Au total une cinquantaine d’artistes investiront 28 lieux emblématiques de la ville et ses environs dans des lieux inédits pour certains comme : l’Hôpital La Grave, la Prairie des Filtres, le MATOU, La Chapelle des Cordeliers, le Centre Culturel Henri-Desbals et Trentotto.
François Pétrovitch au Fonds Hélène & Edouard Leclerc (Landerneau)
L’artiste nous avait accordé un entretien à l’occasion de sa fascinante exposition à la Villa Savoye. Elle bénéficie cette année de plusieurs actualités dont ce parcours chrono-thématique en écho à la richesse de l’œuvre de l’artiste et de ses techniques.

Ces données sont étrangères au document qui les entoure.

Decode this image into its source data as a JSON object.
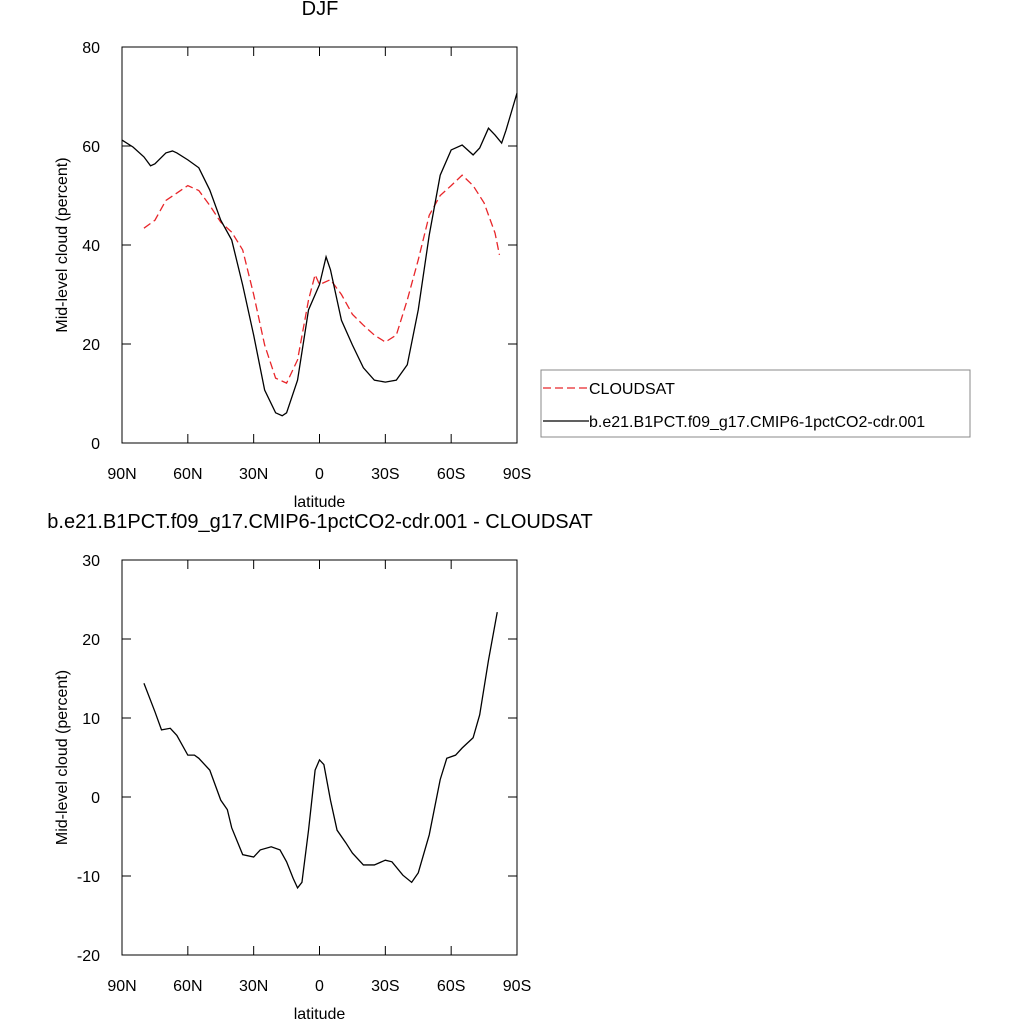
{
  "chart_data": [
    {
      "type": "line",
      "title": "DJF",
      "xlabel": "latitude",
      "ylabel": "Mid-level cloud (percent)",
      "xlim": [
        90,
        -90
      ],
      "xticks": [
        {
          "value": 90,
          "label": "90N"
        },
        {
          "value": 60,
          "label": "60N"
        },
        {
          "value": 30,
          "label": "30N"
        },
        0,
        {
          "value": -30,
          "label": "30S"
        },
        {
          "value": -60,
          "label": "60S"
        },
        {
          "value": -90,
          "label": "90S"
        }
      ],
      "ylim": [
        0,
        80
      ],
      "yticks": [
        0,
        20,
        40,
        60,
        80
      ],
      "legend": "right",
      "series": [
        {
          "name": "CLOUDSAT",
          "color": "#e8262a",
          "line_style": "dashed",
          "x": [
            80,
            75,
            70,
            65,
            60,
            55,
            50,
            45,
            40,
            35,
            30,
            25,
            20,
            15,
            10,
            5,
            2,
            0,
            -5,
            -10,
            -15,
            -20,
            -25,
            -30,
            -35,
            -40,
            -45,
            -50,
            -55,
            -60,
            -65,
            -70,
            -75,
            -80,
            -82
          ],
          "values": [
            43.4,
            45,
            49,
            50.5,
            52,
            51,
            48,
            44.6,
            42.6,
            39,
            30,
            19.8,
            13.1,
            12.1,
            16.8,
            28.9,
            34,
            32,
            33,
            30,
            26,
            23.8,
            21.8,
            20.4,
            21.8,
            28.9,
            37,
            46,
            50,
            52,
            54.1,
            52,
            48.5,
            42.4,
            38
          ]
        },
        {
          "name": "b.e21.B1PCT.f09_g17.CMIP6-1pctCO2-cdr.001",
          "color": "#000000",
          "line_style": "solid",
          "x": [
            90,
            85,
            80,
            77,
            75,
            70,
            67,
            65,
            60,
            55,
            50,
            45,
            40,
            35,
            30,
            25,
            20,
            17,
            15,
            10,
            5,
            0,
            -3,
            -5,
            -10,
            -15,
            -20,
            -25,
            -30,
            -35,
            -40,
            -45,
            -50,
            -55,
            -60,
            -65,
            -70,
            -73,
            -77,
            -80,
            -83,
            -85,
            -90
          ],
          "values": [
            61.2,
            59.8,
            57.8,
            56,
            56.4,
            58.6,
            59,
            58.6,
            57.2,
            55.6,
            51.1,
            45,
            41,
            31.9,
            21.8,
            10.7,
            6.1,
            5.5,
            6.1,
            12.7,
            26.9,
            32,
            37.6,
            35,
            24.8,
            19.8,
            15.2,
            12.7,
            12.3,
            12.7,
            15.8,
            26.9,
            42,
            54.1,
            59.2,
            60.2,
            58.2,
            59.6,
            63.6,
            62.2,
            60.6,
            63.2,
            70.7
          ]
        }
      ]
    },
    {
      "type": "line",
      "title": "b.e21.B1PCT.f09_g17.CMIP6-1pctCO2-cdr.001 - CLOUDSAT",
      "xlabel": "latitude",
      "ylabel": "Mid-level cloud (percent)",
      "xlim": [
        90,
        -90
      ],
      "xticks": [
        {
          "value": 90,
          "label": "90N"
        },
        {
          "value": 60,
          "label": "60N"
        },
        {
          "value": 30,
          "label": "30N"
        },
        0,
        {
          "value": -30,
          "label": "30S"
        },
        {
          "value": -60,
          "label": "60S"
        },
        {
          "value": -90,
          "label": "90S"
        }
      ],
      "ylim": [
        -20,
        30
      ],
      "yticks": [
        -20,
        -10,
        0,
        10,
        20,
        30
      ],
      "series": [
        {
          "color": "#000000",
          "line_style": "solid",
          "x": [
            80,
            75,
            72,
            68,
            65,
            60,
            57,
            55,
            50,
            45,
            42,
            40,
            35,
            30,
            27,
            22,
            18,
            15,
            12,
            10,
            8,
            5,
            2,
            0,
            -2,
            -5,
            -8,
            -12,
            -15,
            -20,
            -25,
            -30,
            -33,
            -38,
            -42,
            -45,
            -50,
            -55,
            -58,
            -62,
            -65,
            -70,
            -73,
            -77,
            -81
          ],
          "values": [
            14.4,
            10.8,
            8.5,
            8.7,
            7.8,
            5.3,
            5.3,
            4.9,
            3.4,
            -0.4,
            -1.6,
            -3.9,
            -7.3,
            -7.6,
            -6.7,
            -6.3,
            -6.7,
            -8.2,
            -10.3,
            -11.5,
            -10.8,
            -4.2,
            3.4,
            4.7,
            4.1,
            -0.4,
            -4.2,
            -5.8,
            -7.1,
            -8.6,
            -8.6,
            -8.0,
            -8.2,
            -9.9,
            -10.8,
            -9.6,
            -4.8,
            2.2,
            4.9,
            5.3,
            6.2,
            7.5,
            10.4,
            17.3,
            23.4
          ]
        }
      ]
    }
  ]
}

Arts de l’Islam, un passé pour un présent : 18 expositions, 18 villes engagées, une coproduction Réunion des musées nationaux – Grand Palais et musée du Louvre.

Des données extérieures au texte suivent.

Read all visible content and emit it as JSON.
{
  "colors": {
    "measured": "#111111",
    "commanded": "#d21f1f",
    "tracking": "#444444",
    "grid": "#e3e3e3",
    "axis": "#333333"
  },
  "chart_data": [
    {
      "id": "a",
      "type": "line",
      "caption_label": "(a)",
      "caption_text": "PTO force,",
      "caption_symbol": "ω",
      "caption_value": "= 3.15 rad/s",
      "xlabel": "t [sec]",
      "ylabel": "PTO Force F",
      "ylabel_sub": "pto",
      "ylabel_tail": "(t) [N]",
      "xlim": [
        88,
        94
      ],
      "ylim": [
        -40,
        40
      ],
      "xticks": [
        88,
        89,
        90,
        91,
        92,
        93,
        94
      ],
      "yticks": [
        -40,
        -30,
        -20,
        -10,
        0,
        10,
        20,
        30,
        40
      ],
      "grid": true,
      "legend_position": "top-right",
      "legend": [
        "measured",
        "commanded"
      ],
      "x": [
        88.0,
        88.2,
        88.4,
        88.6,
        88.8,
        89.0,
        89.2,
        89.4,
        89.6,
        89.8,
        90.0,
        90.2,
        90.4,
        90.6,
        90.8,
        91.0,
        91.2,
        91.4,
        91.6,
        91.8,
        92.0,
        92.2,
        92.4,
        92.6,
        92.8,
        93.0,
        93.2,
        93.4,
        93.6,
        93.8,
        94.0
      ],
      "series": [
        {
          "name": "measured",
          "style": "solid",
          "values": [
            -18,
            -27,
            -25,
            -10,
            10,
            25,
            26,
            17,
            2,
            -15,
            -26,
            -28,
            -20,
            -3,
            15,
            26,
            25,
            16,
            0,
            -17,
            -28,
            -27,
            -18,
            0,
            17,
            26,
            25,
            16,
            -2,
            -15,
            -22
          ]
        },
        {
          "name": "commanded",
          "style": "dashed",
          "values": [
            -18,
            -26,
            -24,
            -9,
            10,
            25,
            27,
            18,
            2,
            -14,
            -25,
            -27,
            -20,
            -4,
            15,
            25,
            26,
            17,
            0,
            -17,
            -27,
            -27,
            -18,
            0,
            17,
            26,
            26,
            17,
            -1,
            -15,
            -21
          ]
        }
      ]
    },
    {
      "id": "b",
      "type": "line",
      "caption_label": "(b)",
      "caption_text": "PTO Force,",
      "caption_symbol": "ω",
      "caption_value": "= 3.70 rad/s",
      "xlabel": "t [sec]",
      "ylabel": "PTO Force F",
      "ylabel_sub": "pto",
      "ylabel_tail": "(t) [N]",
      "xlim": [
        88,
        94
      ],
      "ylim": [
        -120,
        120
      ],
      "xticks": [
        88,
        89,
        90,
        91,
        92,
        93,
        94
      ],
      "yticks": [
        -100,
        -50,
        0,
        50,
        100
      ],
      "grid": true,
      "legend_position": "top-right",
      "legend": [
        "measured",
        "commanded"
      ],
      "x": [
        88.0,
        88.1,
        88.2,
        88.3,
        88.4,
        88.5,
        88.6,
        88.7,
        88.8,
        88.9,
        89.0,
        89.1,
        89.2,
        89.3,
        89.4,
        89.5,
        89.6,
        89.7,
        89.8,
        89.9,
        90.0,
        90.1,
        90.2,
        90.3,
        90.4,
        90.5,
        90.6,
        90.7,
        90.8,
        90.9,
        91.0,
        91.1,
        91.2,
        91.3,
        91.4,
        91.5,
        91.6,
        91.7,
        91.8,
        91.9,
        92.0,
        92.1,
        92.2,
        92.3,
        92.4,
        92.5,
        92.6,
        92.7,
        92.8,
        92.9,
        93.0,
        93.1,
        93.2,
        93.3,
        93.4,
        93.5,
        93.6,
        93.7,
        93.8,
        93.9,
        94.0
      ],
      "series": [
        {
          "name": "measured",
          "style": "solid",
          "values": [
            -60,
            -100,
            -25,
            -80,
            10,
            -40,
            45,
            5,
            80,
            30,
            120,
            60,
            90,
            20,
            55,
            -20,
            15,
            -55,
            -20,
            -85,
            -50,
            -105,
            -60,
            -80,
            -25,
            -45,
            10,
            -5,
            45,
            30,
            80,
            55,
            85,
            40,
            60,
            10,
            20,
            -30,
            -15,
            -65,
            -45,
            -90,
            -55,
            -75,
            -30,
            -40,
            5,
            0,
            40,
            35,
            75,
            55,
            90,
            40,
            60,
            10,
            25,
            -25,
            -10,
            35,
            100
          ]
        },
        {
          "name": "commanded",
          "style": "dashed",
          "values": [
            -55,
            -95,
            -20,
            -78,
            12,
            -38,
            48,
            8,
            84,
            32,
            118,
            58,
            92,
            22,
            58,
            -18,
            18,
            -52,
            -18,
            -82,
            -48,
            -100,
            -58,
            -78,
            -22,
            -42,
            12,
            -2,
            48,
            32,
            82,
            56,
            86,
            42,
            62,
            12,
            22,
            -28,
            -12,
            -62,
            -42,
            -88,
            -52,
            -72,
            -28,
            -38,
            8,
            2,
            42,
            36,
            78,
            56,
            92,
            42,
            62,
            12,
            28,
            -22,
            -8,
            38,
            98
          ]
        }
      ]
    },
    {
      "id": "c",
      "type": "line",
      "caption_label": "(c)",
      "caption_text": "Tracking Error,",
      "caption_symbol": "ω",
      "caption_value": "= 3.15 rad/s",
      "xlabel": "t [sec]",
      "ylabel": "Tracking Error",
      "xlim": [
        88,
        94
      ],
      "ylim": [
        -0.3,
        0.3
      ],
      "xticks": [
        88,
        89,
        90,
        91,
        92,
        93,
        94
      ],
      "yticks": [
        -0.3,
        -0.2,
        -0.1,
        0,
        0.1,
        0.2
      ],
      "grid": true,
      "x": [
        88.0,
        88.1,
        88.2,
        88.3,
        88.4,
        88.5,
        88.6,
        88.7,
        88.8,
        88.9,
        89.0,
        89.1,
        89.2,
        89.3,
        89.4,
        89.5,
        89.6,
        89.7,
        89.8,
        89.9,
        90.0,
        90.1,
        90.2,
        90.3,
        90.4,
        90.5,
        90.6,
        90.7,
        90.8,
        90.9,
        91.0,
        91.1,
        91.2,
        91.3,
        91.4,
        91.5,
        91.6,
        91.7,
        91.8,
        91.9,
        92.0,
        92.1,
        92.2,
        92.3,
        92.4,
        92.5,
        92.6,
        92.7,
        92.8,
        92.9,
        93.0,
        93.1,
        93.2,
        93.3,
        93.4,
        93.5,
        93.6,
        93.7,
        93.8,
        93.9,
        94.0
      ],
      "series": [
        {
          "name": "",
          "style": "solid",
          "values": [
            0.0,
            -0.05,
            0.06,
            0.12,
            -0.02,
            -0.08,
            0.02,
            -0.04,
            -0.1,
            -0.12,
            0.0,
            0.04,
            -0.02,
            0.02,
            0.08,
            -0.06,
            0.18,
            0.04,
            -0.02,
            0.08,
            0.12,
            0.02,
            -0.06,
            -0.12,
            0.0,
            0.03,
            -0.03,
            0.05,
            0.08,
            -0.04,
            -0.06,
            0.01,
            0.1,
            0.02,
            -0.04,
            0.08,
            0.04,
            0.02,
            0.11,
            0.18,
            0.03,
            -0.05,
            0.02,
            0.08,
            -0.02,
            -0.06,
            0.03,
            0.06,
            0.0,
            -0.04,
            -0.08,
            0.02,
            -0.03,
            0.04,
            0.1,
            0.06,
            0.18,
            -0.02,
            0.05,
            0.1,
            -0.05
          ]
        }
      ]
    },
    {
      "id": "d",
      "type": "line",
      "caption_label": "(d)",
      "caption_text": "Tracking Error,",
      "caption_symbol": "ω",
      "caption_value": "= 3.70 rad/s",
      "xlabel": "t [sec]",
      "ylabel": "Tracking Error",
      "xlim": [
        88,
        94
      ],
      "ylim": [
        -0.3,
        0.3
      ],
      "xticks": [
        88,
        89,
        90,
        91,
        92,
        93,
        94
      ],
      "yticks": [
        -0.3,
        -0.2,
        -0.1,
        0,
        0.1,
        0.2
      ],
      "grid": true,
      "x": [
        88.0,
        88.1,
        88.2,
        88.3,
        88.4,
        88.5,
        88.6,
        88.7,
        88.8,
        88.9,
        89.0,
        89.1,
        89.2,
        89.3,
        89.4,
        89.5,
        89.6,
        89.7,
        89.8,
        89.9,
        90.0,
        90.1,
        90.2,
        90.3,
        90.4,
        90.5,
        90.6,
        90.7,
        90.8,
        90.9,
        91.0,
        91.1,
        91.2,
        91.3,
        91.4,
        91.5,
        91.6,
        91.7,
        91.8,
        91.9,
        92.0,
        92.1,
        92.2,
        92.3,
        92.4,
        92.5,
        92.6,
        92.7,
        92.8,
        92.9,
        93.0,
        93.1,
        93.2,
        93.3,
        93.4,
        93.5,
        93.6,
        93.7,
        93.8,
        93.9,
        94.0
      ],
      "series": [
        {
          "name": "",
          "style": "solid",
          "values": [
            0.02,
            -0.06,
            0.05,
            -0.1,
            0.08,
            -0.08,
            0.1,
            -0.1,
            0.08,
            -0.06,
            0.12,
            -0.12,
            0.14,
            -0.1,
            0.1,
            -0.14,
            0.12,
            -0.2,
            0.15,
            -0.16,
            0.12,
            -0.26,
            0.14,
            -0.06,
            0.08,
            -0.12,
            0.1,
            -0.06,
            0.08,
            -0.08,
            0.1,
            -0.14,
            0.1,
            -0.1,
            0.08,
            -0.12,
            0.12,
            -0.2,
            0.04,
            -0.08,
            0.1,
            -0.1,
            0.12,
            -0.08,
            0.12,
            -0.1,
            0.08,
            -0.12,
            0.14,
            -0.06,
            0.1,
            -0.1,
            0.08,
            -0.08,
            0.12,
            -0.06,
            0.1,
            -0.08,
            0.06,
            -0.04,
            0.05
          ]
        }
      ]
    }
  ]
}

Pour chaque accrochage, 10 œuvres, à la fois historiques et contemporaines, issues du département des Arts de l’Islam du musée du Louvre et de collections nationales et régionales, incarneront la richesse des cultures de l’Islam et leur inscription dans l’histoire de France. Plus de 180 œuvres au total seront ainsi présentées au public.
Europe :
Martin Parr, Hangar Bruxelles
Cette exposition retrace quarante années de la carrière de l’artiste à travers 15 séries emblématiques et plus de 400 images. Ce « Parrathon » que certains ont pu voir au Frac Bretagne à Rennes, nous avait décrit par son directeur Etienne Bernard, entre satire sociale aigue et tendresse populaire. Un évènement donc qui arrive en Belgique et confirme la place, désormais acquise par Hangar au sein des institutions incontournables. Le PhotoBrussels Festival revient en janvier pour sa 6ème édition.
Le nouveau Musée de l’Elysée, Lausanne
Comme nous l’annonçait Tatiana Franck, directrice, l’ouverture du musée de l’Elysée de Lausanne se fera le 6 novembre dans le quartier connecté à la gare et intitulé PLATEFORME 10. Internationalement reconnu pour ses collections et expositions photographiques, il sera abrité dans un bâtiment spécialement conçu par les architectes portugais Francisco et Manuel Aires Mateus et partagé avec le Musée de design et d’arts appliqués contemporains (mudac). Un laboratoire d’expérimentation sur les nouveaux médias, inauguré en 2017, sera amplifié dans le futur bâtiment.
A préciser que l’ensemble de cette programmation, non exhaustive, peut être soumis à des évolutions de dernière minute selon le contexte sanitaire général.